The fixing of objects and systems can be therapeutic, but only if the repair perform is the one that was needed. Spend a day “fixing” something just to have to take it apart again and you will understand the importance of good diagnostic skills. Some diagnostic skills come from experience, but with the proper approach just about anyone can be success in finding the problem they are having the first time. Here are my four tips to diagnosis your broken stuff.
Start with the obvious
Before you go straight to the toolbox to begin ripping parts off, slow down and look around. The crankshaft on my Honda XR250R was not able to make a full rotation, so I started with looking for anything obvious. Think a bulge in the case, oil level being low or speckled with metal particles. This first check should involve no tools at all other than your eyes.
Do what’s easy
Now the tools come out, but don’t get carried away right off the bat. Inspection covers are named the way they are for a reason, so use them. On automotive engines, easy items to pull like the valve covers and throttle body or carburetor can give you a good glimpse into the innards with minimal hardware removed. This is handy in two ways: You don’t have as much work to do just to look around, and there is less likelihood of breaking a bolt or otherwise going from bad to worse.

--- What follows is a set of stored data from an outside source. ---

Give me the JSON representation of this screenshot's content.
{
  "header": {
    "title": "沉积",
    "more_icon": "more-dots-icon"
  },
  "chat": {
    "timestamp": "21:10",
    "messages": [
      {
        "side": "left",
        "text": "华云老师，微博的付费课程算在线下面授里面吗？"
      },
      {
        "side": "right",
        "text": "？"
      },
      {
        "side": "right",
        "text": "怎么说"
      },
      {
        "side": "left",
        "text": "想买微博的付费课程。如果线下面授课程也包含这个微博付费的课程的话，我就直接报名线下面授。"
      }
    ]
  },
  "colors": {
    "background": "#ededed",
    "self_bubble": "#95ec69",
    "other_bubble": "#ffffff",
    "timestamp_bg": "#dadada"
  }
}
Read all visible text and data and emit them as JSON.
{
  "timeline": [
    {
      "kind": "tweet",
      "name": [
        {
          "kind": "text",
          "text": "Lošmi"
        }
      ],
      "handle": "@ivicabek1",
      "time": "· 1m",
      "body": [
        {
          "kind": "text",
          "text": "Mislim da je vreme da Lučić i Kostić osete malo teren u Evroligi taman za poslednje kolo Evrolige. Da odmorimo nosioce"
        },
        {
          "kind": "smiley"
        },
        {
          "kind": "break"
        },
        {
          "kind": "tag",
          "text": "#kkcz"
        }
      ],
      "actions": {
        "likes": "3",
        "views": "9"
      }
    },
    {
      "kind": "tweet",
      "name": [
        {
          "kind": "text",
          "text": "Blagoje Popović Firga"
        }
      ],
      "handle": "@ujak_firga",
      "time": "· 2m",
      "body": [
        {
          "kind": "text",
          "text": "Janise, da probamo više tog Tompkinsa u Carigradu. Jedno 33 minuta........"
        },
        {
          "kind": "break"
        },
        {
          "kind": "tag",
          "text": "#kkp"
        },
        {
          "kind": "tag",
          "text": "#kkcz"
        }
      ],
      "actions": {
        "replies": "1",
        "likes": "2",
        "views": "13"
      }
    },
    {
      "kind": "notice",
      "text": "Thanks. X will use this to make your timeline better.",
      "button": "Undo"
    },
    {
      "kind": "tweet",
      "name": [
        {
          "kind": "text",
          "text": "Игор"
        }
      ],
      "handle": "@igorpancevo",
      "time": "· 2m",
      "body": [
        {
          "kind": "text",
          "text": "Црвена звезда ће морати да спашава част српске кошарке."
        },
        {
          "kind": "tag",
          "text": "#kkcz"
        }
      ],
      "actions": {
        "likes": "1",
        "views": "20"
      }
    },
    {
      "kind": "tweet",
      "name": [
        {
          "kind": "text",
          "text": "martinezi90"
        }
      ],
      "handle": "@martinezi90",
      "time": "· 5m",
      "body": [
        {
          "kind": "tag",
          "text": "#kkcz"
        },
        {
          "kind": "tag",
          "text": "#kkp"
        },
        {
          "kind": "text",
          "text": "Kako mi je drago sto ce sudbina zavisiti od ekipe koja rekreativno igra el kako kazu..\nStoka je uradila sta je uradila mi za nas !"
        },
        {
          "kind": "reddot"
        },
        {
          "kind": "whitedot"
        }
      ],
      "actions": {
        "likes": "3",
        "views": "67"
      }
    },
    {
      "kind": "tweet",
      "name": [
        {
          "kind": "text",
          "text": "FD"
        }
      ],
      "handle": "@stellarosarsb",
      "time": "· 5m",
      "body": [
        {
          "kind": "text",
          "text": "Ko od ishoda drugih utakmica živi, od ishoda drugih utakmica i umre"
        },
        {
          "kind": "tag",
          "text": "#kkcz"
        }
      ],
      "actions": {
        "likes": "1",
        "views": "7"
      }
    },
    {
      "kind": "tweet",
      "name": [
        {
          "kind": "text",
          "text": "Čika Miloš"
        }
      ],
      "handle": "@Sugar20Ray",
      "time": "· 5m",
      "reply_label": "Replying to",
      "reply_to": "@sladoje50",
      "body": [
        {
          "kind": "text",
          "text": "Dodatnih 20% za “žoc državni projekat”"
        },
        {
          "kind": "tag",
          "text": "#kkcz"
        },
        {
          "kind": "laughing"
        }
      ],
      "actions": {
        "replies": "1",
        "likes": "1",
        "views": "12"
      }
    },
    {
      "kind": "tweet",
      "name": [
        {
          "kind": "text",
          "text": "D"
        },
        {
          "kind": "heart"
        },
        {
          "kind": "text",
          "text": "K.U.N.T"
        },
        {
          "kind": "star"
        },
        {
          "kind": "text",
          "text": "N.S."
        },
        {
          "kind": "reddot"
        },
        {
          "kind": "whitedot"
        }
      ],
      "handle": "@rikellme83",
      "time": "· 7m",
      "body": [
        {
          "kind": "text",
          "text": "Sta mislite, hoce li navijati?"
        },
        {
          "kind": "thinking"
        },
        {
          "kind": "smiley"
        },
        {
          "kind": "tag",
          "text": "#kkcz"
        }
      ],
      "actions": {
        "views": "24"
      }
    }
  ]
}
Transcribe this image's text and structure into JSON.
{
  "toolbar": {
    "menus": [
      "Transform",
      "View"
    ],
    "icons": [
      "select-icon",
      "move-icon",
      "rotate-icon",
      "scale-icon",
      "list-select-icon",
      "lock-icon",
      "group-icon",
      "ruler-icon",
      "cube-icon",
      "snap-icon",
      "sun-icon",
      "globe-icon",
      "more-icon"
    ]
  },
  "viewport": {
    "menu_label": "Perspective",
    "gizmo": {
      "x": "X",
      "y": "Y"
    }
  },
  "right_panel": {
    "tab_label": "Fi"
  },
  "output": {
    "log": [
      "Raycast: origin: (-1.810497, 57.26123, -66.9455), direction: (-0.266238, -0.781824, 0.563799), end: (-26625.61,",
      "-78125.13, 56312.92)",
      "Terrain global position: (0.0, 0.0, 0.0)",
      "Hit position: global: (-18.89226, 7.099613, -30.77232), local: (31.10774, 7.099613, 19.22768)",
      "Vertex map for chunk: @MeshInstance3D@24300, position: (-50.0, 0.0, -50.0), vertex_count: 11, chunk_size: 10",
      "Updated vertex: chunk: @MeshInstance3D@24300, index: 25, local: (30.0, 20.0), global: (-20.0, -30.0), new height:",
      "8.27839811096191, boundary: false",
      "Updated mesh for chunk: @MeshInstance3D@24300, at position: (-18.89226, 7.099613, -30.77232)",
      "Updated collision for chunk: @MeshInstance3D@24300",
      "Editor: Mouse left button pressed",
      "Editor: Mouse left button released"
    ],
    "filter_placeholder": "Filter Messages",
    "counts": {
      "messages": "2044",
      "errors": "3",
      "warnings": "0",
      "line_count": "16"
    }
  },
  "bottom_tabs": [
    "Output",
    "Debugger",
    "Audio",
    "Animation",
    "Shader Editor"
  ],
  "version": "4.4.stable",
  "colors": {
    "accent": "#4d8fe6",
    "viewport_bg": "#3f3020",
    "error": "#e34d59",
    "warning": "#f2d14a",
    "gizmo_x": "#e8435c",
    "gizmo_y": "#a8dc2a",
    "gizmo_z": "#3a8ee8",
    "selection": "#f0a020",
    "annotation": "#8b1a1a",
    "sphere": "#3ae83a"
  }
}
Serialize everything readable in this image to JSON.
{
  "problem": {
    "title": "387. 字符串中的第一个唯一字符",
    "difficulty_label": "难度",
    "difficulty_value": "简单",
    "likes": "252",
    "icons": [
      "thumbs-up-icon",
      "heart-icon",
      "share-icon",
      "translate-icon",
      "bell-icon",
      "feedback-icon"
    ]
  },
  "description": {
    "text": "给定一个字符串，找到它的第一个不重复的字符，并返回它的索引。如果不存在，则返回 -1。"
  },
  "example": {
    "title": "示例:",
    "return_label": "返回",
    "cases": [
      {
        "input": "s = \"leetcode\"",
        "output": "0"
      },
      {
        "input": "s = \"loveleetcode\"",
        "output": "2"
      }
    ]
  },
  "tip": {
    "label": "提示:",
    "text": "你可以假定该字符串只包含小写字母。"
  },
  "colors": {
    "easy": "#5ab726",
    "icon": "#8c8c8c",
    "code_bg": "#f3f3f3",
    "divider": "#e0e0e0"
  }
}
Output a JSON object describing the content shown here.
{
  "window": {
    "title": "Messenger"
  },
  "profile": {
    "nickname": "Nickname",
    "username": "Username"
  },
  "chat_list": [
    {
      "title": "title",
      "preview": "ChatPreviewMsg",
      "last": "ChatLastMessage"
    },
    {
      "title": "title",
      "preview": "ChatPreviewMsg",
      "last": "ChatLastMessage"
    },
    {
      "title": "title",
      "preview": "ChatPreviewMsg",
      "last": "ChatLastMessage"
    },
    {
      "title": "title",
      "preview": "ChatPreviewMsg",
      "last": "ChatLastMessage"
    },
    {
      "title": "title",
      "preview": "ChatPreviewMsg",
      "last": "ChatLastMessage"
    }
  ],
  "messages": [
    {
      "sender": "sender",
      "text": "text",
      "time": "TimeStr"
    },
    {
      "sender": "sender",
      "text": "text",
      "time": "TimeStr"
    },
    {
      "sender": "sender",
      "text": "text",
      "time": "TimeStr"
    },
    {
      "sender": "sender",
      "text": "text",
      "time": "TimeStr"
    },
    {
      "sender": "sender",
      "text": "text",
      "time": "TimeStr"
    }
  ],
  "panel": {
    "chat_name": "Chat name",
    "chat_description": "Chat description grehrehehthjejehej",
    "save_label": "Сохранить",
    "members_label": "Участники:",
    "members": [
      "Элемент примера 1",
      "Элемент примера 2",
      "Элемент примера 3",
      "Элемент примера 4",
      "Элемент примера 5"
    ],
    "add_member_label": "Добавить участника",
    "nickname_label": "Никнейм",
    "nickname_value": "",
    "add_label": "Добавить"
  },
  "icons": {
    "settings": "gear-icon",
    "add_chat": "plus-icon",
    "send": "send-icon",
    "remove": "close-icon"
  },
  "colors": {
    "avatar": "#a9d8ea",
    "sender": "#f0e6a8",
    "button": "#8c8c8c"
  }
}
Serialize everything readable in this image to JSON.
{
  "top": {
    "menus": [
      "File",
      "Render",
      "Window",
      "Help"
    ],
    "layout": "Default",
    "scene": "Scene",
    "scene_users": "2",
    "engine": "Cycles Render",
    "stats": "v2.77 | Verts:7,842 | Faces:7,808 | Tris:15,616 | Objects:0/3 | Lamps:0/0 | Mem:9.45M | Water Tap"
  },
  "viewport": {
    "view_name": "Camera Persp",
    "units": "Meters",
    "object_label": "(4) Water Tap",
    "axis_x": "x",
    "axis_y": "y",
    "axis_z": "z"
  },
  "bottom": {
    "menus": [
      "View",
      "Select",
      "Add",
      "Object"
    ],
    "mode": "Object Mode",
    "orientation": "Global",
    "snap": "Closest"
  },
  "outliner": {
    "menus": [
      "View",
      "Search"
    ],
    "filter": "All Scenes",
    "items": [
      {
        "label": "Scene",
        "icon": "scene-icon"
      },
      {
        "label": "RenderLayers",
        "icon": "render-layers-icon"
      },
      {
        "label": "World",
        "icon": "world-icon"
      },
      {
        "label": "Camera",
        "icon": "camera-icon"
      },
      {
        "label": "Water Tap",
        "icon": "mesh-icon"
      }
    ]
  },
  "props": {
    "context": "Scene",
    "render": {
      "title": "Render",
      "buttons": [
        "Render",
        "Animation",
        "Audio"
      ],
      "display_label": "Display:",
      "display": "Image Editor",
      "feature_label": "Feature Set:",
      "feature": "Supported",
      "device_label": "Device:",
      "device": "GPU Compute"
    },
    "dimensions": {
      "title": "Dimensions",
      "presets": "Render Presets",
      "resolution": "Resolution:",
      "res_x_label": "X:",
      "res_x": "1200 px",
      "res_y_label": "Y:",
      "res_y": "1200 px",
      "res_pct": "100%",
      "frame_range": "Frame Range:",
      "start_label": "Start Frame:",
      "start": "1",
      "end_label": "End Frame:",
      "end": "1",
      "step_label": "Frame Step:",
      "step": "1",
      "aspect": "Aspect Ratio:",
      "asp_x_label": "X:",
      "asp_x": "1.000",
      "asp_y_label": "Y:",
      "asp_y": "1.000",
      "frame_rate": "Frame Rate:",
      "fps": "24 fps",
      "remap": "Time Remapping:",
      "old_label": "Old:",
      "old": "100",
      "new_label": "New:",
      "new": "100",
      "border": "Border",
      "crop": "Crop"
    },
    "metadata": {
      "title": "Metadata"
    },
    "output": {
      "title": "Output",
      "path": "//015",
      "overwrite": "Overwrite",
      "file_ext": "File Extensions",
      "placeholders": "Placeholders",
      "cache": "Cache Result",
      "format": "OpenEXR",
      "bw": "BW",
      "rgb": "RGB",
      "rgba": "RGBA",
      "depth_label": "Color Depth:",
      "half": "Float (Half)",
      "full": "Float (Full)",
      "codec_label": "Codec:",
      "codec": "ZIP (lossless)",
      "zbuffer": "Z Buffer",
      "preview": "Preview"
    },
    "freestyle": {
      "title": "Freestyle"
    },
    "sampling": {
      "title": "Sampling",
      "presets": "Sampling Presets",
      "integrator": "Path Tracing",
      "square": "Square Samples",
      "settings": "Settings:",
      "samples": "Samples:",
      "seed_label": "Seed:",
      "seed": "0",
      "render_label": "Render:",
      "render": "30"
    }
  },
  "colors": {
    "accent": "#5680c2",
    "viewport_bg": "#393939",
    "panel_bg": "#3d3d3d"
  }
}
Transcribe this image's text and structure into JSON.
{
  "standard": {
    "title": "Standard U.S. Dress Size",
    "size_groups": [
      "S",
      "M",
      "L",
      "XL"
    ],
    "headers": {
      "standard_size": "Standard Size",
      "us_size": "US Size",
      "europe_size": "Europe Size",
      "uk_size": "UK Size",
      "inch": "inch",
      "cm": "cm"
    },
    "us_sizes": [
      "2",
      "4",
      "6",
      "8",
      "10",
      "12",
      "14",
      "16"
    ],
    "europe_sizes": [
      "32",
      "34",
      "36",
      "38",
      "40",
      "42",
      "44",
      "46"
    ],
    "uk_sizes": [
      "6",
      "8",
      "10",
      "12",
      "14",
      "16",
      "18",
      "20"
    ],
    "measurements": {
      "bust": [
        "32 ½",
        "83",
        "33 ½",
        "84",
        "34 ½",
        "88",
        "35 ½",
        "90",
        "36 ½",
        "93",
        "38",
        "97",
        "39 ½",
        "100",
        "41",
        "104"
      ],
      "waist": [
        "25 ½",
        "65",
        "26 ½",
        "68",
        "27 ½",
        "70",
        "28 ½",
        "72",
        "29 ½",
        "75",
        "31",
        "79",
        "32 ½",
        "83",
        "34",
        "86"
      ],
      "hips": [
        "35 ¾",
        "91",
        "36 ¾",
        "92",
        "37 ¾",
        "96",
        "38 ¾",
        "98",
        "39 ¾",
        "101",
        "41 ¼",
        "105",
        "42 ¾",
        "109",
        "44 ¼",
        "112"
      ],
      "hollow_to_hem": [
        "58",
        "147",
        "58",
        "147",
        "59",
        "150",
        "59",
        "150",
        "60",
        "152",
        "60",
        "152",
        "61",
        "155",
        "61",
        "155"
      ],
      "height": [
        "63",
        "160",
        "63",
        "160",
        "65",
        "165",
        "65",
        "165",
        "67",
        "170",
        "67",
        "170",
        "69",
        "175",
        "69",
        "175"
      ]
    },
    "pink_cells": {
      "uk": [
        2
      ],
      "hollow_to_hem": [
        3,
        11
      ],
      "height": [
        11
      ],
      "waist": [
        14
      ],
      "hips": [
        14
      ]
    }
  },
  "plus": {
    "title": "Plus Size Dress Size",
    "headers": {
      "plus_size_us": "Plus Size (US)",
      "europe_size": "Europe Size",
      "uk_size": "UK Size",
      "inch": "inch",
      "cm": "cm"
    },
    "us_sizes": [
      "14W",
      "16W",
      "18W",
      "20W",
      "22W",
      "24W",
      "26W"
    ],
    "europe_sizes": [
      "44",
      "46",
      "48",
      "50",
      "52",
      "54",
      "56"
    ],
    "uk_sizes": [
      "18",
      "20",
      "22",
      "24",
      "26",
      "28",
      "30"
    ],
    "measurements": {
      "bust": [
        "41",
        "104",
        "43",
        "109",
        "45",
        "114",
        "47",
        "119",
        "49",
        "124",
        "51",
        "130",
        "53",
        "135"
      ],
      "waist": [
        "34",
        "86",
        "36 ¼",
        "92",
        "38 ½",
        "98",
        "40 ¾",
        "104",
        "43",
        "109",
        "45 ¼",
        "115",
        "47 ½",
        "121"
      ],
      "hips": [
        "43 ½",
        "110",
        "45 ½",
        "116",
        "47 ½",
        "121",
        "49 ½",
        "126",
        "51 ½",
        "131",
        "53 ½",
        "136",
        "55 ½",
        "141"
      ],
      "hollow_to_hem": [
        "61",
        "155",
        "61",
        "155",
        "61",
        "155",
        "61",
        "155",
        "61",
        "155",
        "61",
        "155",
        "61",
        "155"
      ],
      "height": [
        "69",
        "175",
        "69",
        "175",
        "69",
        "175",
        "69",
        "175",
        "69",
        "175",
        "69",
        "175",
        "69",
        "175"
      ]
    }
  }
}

Look where you can, to see what you can’t
This sounds little funny, but the concept is simple. By understanding the systems you are inspecting you are able to look at the function of one parts and gain insight into the condition of another. In the case of this XR250, I suspected the cam chain had broken and was wedging against the crank as it rotated, however by looking at the rocker arms while rotating the crank I could see they were moving and thus the cam chain was intact.
Take a methodical approach
Think of how each system you are looking at works and how various breaks or failures in the system would affect function. One quick test or look can then tell you a lot of information if you approach the system with a strong understanding of how each part functions and interacts with the others.
Unfortunately, the diagnosis of this Honda was not good. One of the intake valves broke and wedged itself into the crown of the piston. No simple fix here. Saving the cylinder head will likely require some serious repair, and if it gets that repair you’ll probably see how it’s done on a later episode of Kyle’s Garage.